Least used parts of BMP.

From: Kannan Goundan (kannan@cakoose.com)
Date: Tue Jun 01 2010 - 22:04:24 CDT

  • Next message: Peter Constable: "RE: Greek letter "LAMDA"?"

    I'm trying to come up with a compact encoding for Unicode strings for
    data serialization purposes.  The goals are fast read/write and small
    size.

    The plan:
    1. BMP code points are encoded as two bytes (0x0000-0xFFFF, minus surrogates).
    2. Non-BMP code points are encoded as three bytes
    - The first two bytes are code points from the BMP's UTF-16 surrogate
    range (11 bits of data)
    - The next byte provides an additional 8 bits of data.

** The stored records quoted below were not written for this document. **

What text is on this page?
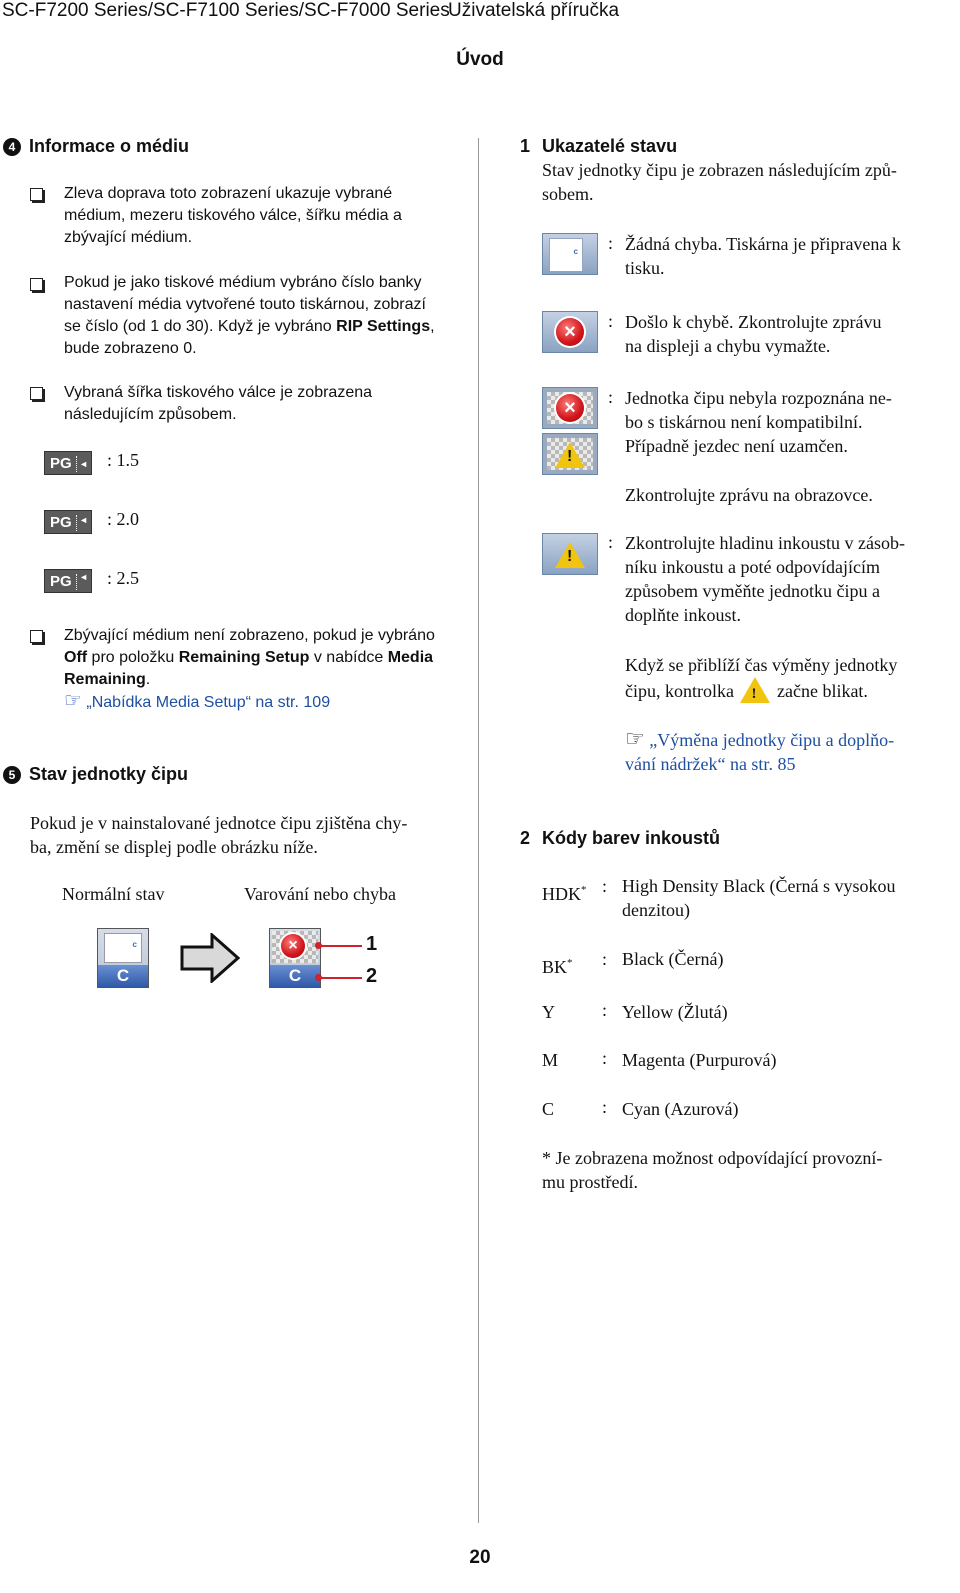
SC-F7200 Series/SC-F7100 Series/SC-F7000 Series
Uživatelská příručka
Úvod
4 Informace o médiu
Zleva doprava toto zobrazení ukazuje vybrané
médium, mezeru tiskového válce, šířku média a
zbývající médium.
Pokud je jako tiskové médium vybráno číslo banky
nastavení média vytvořené touto tiskárnou, zobrazí
se číslo (od 1 do 30). Když je vybráno RIP Settings,
bude zobrazeno 0.
Vybraná šířka tiskového válce je zobrazena
následujícím způsobem.
PG ◄ : 1.5
PG ◄ : 2.0
PG ◄ : 2.5
Zbývající médium není zobrazeno, pokud je vybráno
Off pro položku Remaining Setup v nabídce Media
Remaining.
☞ „Nabídka Media Setup“ na str. 109
5 Stav jednotky čipu
Pokud je v nainstalované jednotce čipu zjištěna chy-
ba, změní se displej podle obrázku níže.
Normální stav	Varování nebo chyba
c
C
×
C
1
2
1 Ukazatelé stavu
Stav jednotky čipu je zobrazen následujícím způ-
sobem.
c : Žádná chyba. Tiskárna je připravena k
tisku.
×	: Došlo k chybě. Zkontrolujte zprávu
na displeji a chybu vymažte.
×
!
: Jednotka čipu nebyla rozpoznána ne-
bo s tiskárnou není kompatibilní.
Případně jezdec není uzamčen.
Zkontrolujte zprávu na obrazovce.
!
: Zkontrolujte hladinu inkoustu v zásob-
níku inkoustu a poté odpovídajícím
způsobem vyměňte jednotku čipu a
doplňte inkoust.
Když se přiblíží čas výměny jednotky
čipu, kontrolka ! začne blikat.
☞ „Výměna jednotky čipu a doplňo-
vání nádržek“ na str. 85
2 Kódy barev inkoustů
HDK* : High Density Black (Černá s vysokou
denzitou)
BK* : Black (Černá)
Y	: Yellow (Žlutá)
M : Magenta (Purpurová)
C	: Cyan (Azurová)
* Je zobrazena možnost odpovídající provozní-
mu prostředí.
20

    Unfortunately, this doesn't quite work because it only gives me 19
    bits to encode non-BMP code points, but I need 20 bits.  To solve this
    problem, I'm planning on stealing a bit of code space from the BMP the
    private-use area.  If I did, then:
    - I'd get the bits needed to encoded the Non-BMP in 3 bytes.
    - The stolen code points of the private-use area would now have to be
    encoded using 3 bytes.

    I chose the private-use area because I assumed it would be the least
    commonly used, so having these code points require 3 bytes instead of
    2 bytes wasn't that big a deal.  Does this sound reasonable?  Do
    people suggest a different section of the BMP to steal from, or a
    different encoding altogether?

    Thanks for reading.
    -- Kannan

    P.S. I actually have two encodings.  One is similar to UTF-8 in that
    it's ASCII-biased.  The encoding described above is intended for
    non-ASCII-biased data.  The programmer selects which encoding to use
    based on what he thinks the data looks like.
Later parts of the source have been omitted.